Right or wrong, two main culprits have been widely cited as catalysts for the selling: China and oil. And at least part of oil’s slide is attributed to weakness in China, which in 2015 notched its slowest GDP growth in 25 years.

So to help you understand what’s really going on in China, I present this handy chart via RBS Macro Credit Research.

Take a good look at this because even more than a chart of money fleeing from emerging markets, this chart tells you ALL you need to know about what’s going on in China and, by extension, what spooked global markets at the start of 2016.

Screen Shot 2016-01-25 at 10.47.50 PM

Click chart to enlarge

Take a look again…got it? Good!

Right now you’re probably thinking: “Wait…what? This makes no sense-I can’t make heads or tails of it.”

Exactly!

What you’re looking at is a chart showing attempts by Chinese officials to regulate their stock market, going back to 2014. People seem to have forgotten that China’s market has been on a wild ride since mid-2014 when state-run media outlets published a series of articles and television specials that encouraged individuals to invest in stocks.

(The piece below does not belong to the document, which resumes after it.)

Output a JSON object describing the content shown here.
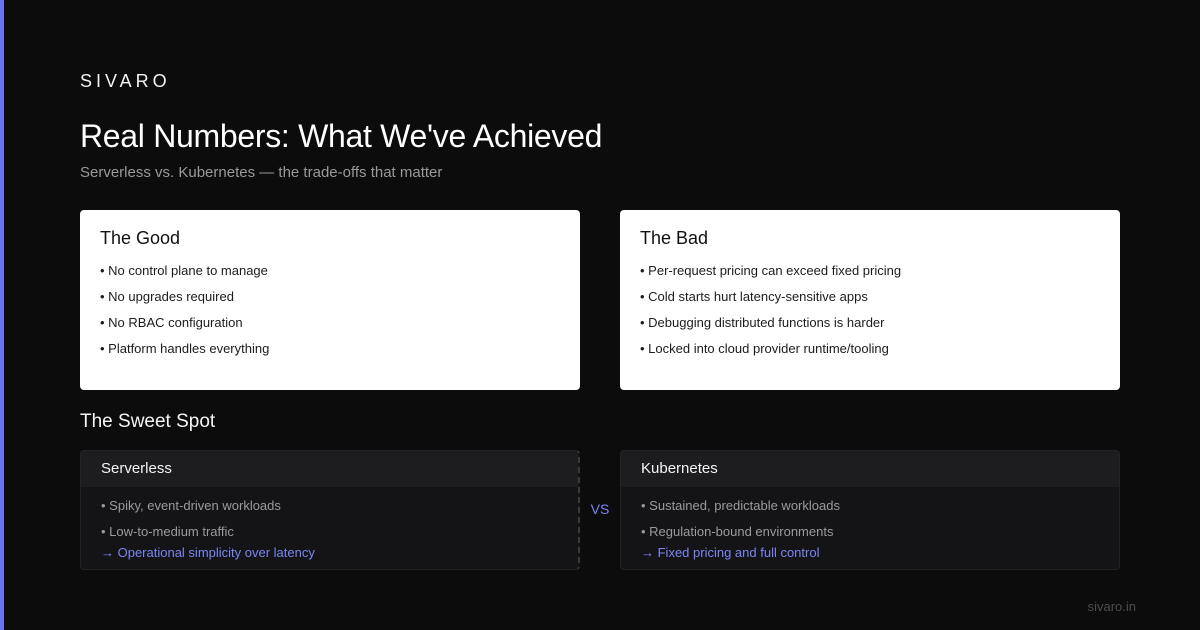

Believe it or not, that was China’s (unofficial) “strategy” to get people to stop speculating in real estate—they just moved the action to another casino. It worked like a charm as China’s stock market exploded higher starting in the second half of 2014 through the first half of 2015. Then reality (and the selling) took over, prompting an even more ridiculous response from policymakers. (Update: The pattern repeated itself Tuesday as China’s Shanghai composite fell 6.3%, hitting its lowest level since December 2014, despite the People’s Bank of China conducting its biggest daily open markets operation in three years.)

What this chart tells you is there’s complete chaos in China. Or, as Jim Cramer once famously said about Ben Bernanke and the U.S. Fed: They’re nuts! They’re nuts! They know nothing!

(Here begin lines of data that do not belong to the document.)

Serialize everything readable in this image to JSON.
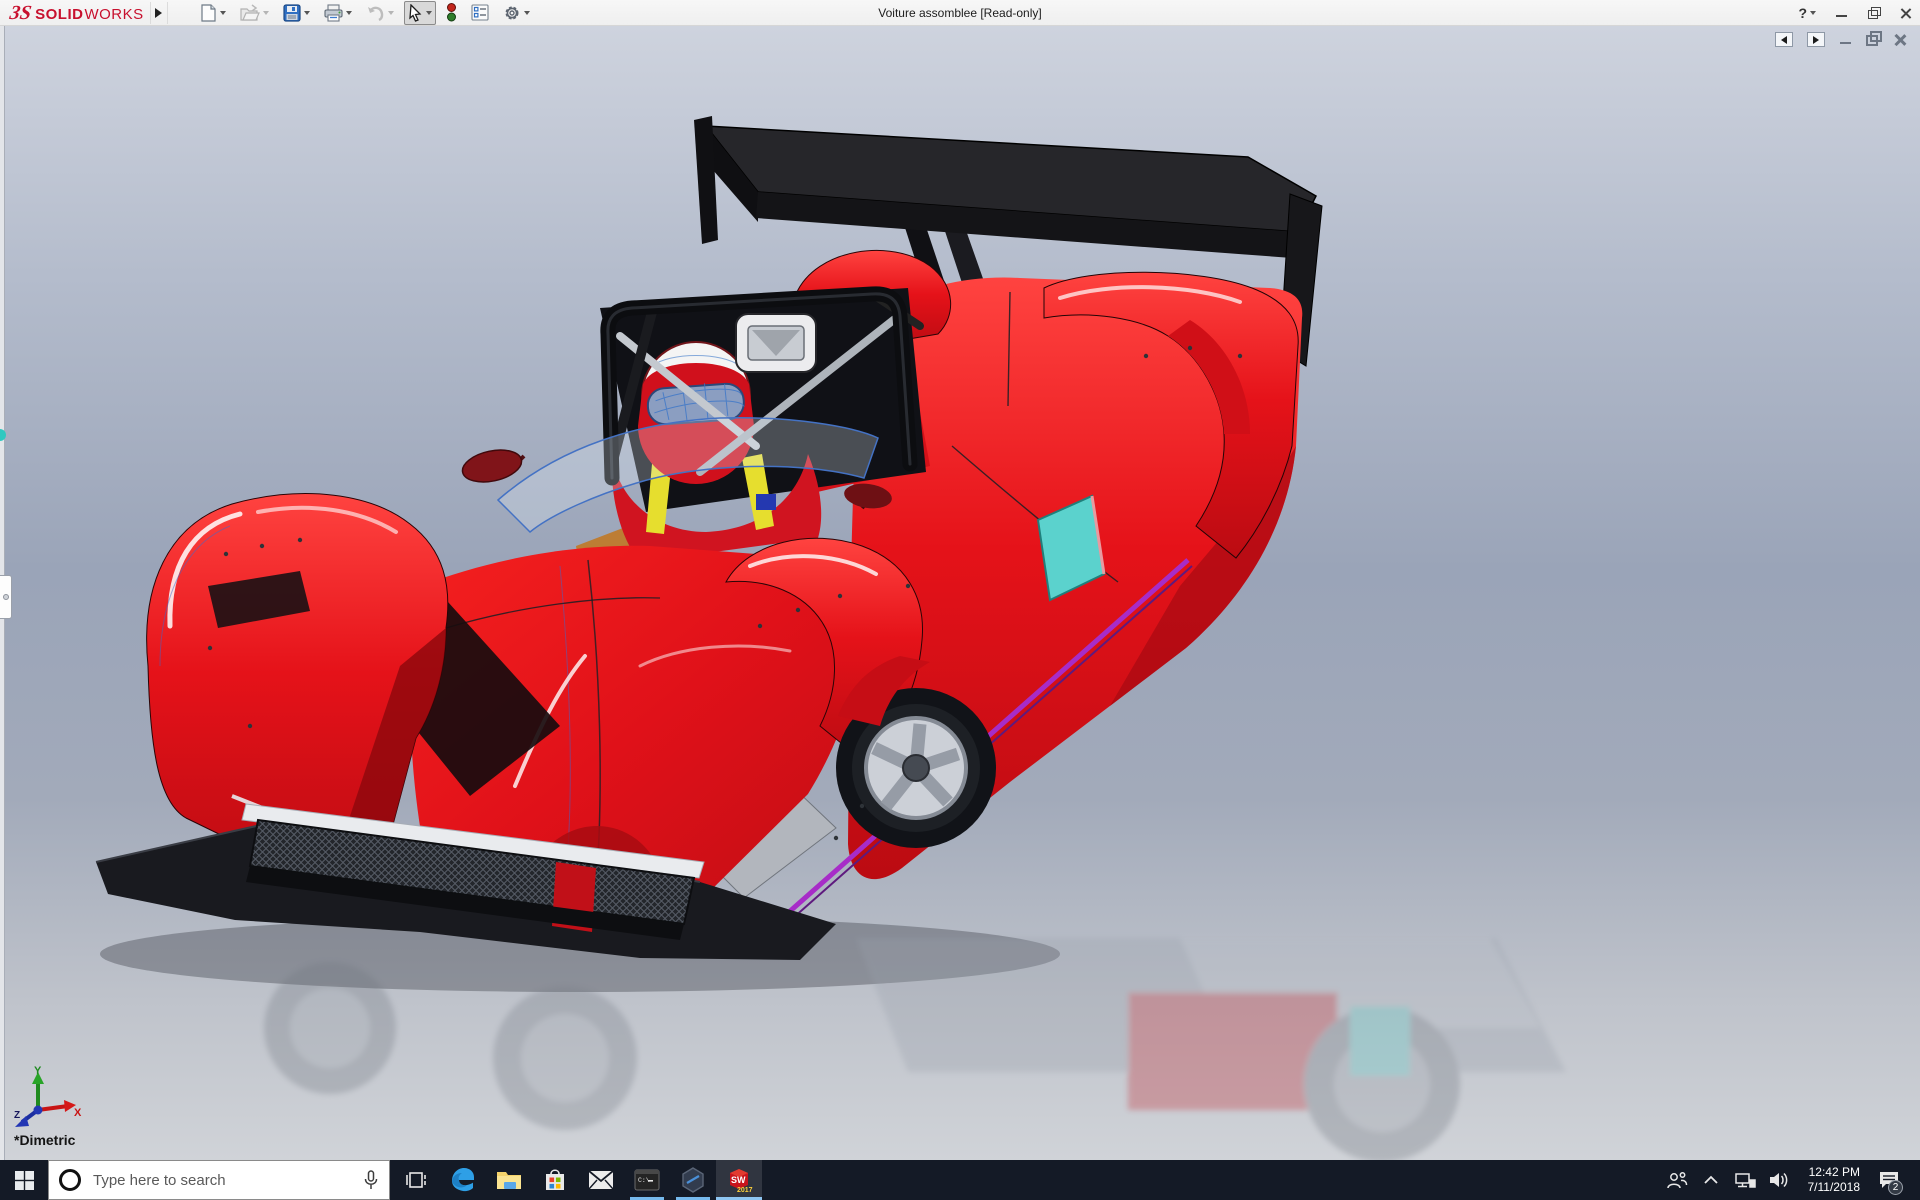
{
  "window": {
    "brand": {
      "mark": "3S",
      "bold": "SOLID",
      "light": "WORKS"
    },
    "title": "Voiture assomblee [Read-only]",
    "controls": {
      "help": "?"
    }
  },
  "toolbar": {
    "items": [
      {
        "name": "new-document",
        "dropdown": true
      },
      {
        "name": "open",
        "dropdown": true,
        "disabled": true
      },
      {
        "name": "save",
        "dropdown": true
      },
      {
        "name": "print",
        "dropdown": true
      },
      {
        "name": "undo",
        "dropdown": true,
        "disabled": true
      },
      {
        "name": "select",
        "dropdown": true,
        "active": true
      },
      {
        "name": "rebuild"
      },
      {
        "name": "file-properties"
      },
      {
        "name": "options",
        "dropdown": true
      }
    ]
  },
  "document_window": {
    "controls": [
      "previous-pane",
      "next-pane",
      "minimize",
      "restore",
      "close"
    ]
  },
  "viewport": {
    "view_label": "*Dimetric",
    "triad": {
      "x": "X",
      "y": "Y",
      "z": "Z"
    },
    "model": "red prototype race car assembly with driver figure and black rear wing"
  },
  "taskbar": {
    "search_placeholder": "Type here to search",
    "icons": [
      "start",
      "task-view",
      "edge",
      "file-explorer",
      "store",
      "mail",
      "command-prompt",
      "hexagon-app",
      "solidworks-2017"
    ],
    "running_apps": [
      "command-prompt",
      "hexagon-app",
      "solidworks-2017"
    ],
    "tray": {
      "time": "12:42 PM",
      "date": "7/11/2018",
      "notification_count": "2",
      "icons": [
        "people",
        "hidden-icons-chevron",
        "network",
        "volume",
        "action-center"
      ]
    }
  },
  "colors": {
    "brand_red": "#c8102e",
    "car_red": "#e01119",
    "wing_black": "#1c1c20",
    "accent_teal": "#5bd2cd",
    "accent_magenta": "#a72cc8",
    "taskbar_bg": "#141a26",
    "running_indicator": "#76b9ed",
    "background_top": "#ced3de",
    "background_mid": "#97a1b5"
  }
}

The good news here is that China’s stock market is actually a pretty small part of the Chinese economy and a much smaller part of the global economy. From a fundamental basis, what’s happening in China really shouldn’t matter all that much to the U.S. stock market in the long run. U.S exports to China equaled just 0.7% of America’s GDP in 2014. (Last year’s figure is not out yet.) But stocks trade in the here and now, and in the long run we’re all dead…as another famous man, John Maynard Keynes, once said.

Many people have said the problem with China’s stock market is that no one trusts it because it is being manipulated by the government. But as Gary Cohn, president of Goldman Sachs, pointed out at the World Economic Forum last week, it’s not that unusual for governments to step in and try to control markets. The U.S. did it in 2008.

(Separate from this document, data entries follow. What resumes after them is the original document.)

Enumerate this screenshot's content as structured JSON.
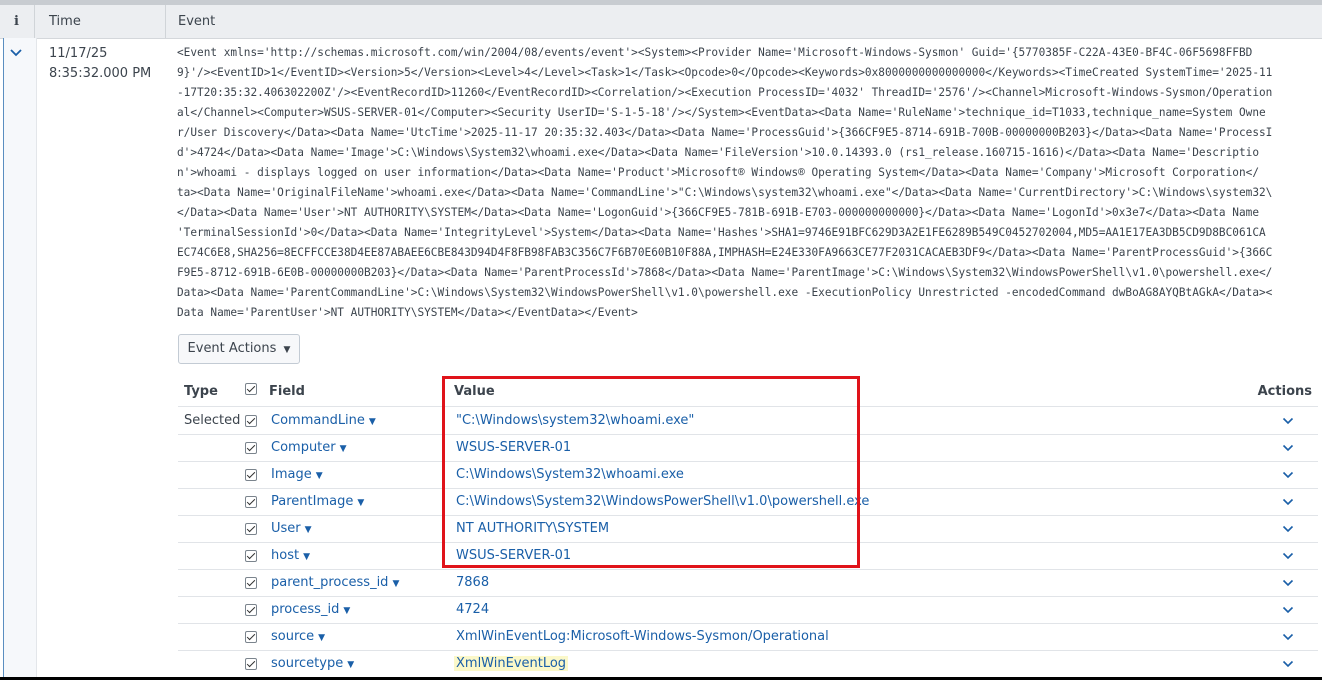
{
  "header": {
    "info_label": "i",
    "time_label": "Time",
    "event_label": "Event"
  },
  "event": {
    "date": "11/17/25",
    "time": "8:35:32.000 PM",
    "raw_lines": [
      "<Event xmlns='http://schemas.microsoft.com/win/2004/08/events/event'><System><Provider Name='Microsoft-Windows-Sysmon' Guid='{5770385F-C22A-43E0-BF4C-06F5698FFBD",
      "9}'/><EventID>1</EventID><Version>5</Version><Level>4</Level><Task>1</Task><Opcode>0</Opcode><Keywords>0x8000000000000000</Keywords><TimeCreated SystemTime='2025-11",
      "-17T20:35:32.406302200Z'/><EventRecordID>11260</EventRecordID><Correlation/><Execution ProcessID='4032' ThreadID='2576'/><Channel>Microsoft-Windows-Sysmon/Operation",
      "al</Channel><Computer>WSUS-SERVER-01</Computer><Security UserID='S-1-5-18'/></System><EventData><Data Name='RuleName'>technique_id=T1033,technique_name=System Owne",
      "r/User Discovery</Data><Data Name='UtcTime'>2025-11-17 20:35:32.403</Data><Data Name='ProcessGuid'>{366CF9E5-8714-691B-700B-00000000B203}</Data><Data Name='ProcessI",
      "d'>4724</Data><Data Name='Image'>C:\\Windows\\System32\\whoami.exe</Data><Data Name='FileVersion'>10.0.14393.0 (rs1_release.160715-1616)</Data><Data Name='Descriptio",
      "n'>whoami - displays logged on user information</Data><Data Name='Product'>Microsoft® Windows® Operating System</Data><Data Name='Company'>Microsoft Corporation</",
      "ta><Data Name='OriginalFileName'>whoami.exe</Data><Data Name='CommandLine'>\"C:\\Windows\\system32\\whoami.exe\"</Data><Data Name='CurrentDirectory'>C:\\Windows\\system32\\",
      "</Data><Data Name='User'>NT AUTHORITY\\SYSTEM</Data><Data Name='LogonGuid'>{366CF9E5-781B-691B-E703-000000000000}</Data><Data Name='LogonId'>0x3e7</Data><Data Name",
      "'TerminalSessionId'>0</Data><Data Name='IntegrityLevel'>System</Data><Data Name='Hashes'>SHA1=9746E91BFC629D3A2E1FE6289B549C0452702004,MD5=AA1E17EA3DB5CD9D8BC061CA",
      "EC74C6E8,SHA256=8ECFFCCE38D4EE87ABAEE6CBE843D94D4F8FB98FAB3C356C7F6B70E60B10F88A,IMPHASH=E24E330FA9663CE77F2031CACAEB3DF9</Data><Data Name='ParentProcessGuid'>{366C",
      "F9E5-8712-691B-6E0B-00000000B203}</Data><Data Name='ParentProcessId'>7868</Data><Data Name='ParentImage'>C:\\Windows\\System32\\WindowsPowerShell\\v1.0\\powershell.exe</",
      "Data><Data Name='ParentCommandLine'>C:\\Windows\\System32\\WindowsPowerShell\\v1.0\\powershell.exe -ExecutionPolicy Unrestricted -encodedCommand dwBoAG8AYQBtAGkA</Data><",
      "Data Name='ParentUser'>NT AUTHORITY\\SYSTEM</Data></EventData></Event>"
    ],
    "actions_button": "Event Actions"
  },
  "fields_table": {
    "headers": {
      "type": "Type",
      "field": "Field",
      "value": "Value",
      "actions": "Actions"
    },
    "selected_label": "Selected",
    "rows": [
      {
        "field": "CommandLine",
        "value": "\"C:\\Windows\\system32\\whoami.exe\""
      },
      {
        "field": "Computer",
        "value": "WSUS-SERVER-01"
      },
      {
        "field": "Image",
        "value": "C:\\Windows\\System32\\whoami.exe"
      },
      {
        "field": "ParentImage",
        "value": "C:\\Windows\\System32\\WindowsPowerShell\\v1.0\\powershell.exe"
      },
      {
        "field": "User",
        "value": "NT AUTHORITY\\SYSTEM"
      },
      {
        "field": "host",
        "value": "WSUS-SERVER-01"
      },
      {
        "field": "parent_process_id",
        "value": "7868"
      },
      {
        "field": "process_id",
        "value": "4724"
      },
      {
        "field": "source",
        "value": "XmlWinEventLog:Microsoft-Windows-Sysmon/Operational"
      },
      {
        "field": "sourcetype",
        "value": "XmlWinEventLog"
      }
    ]
  },
  "colors": {
    "link": "#1a5fa8",
    "highlight_box": "#e0131a",
    "highlight_value_bg": "#fbf8c9"
  }
}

But the difference is in China it was always the assumption, both outside, but particularly inside the country, that while the economy had modernized, it was still under the ultimate control of China’s Communist party.

“The intervention in the stock market exactly shows that the government is afraid of volatility caused by a loosening of the State’s grip on the economy,” writes RBS’s global macro credit research team. “In our view, the real danger for China is a delay in the necessary reforms, if the government again uses investment and credit to prop up growth. This could further fuel the country’s debt bubble, which will lead to bigger fallouts when it bursts and the government will have less policy dry powder to counter.”

The real problem with China is the crazy moves in the local stock market in recent years—down AND up—and the government’s haphazard attempts to manipulate the market are glaring proof that China’s Communist Party is NOT in control…is NOT all powerful and all knowing…and the Chinese people know it. And that could be a huge problem for the global economy if the ruling Communist Party can’t put the genie back in the bottle…and fast.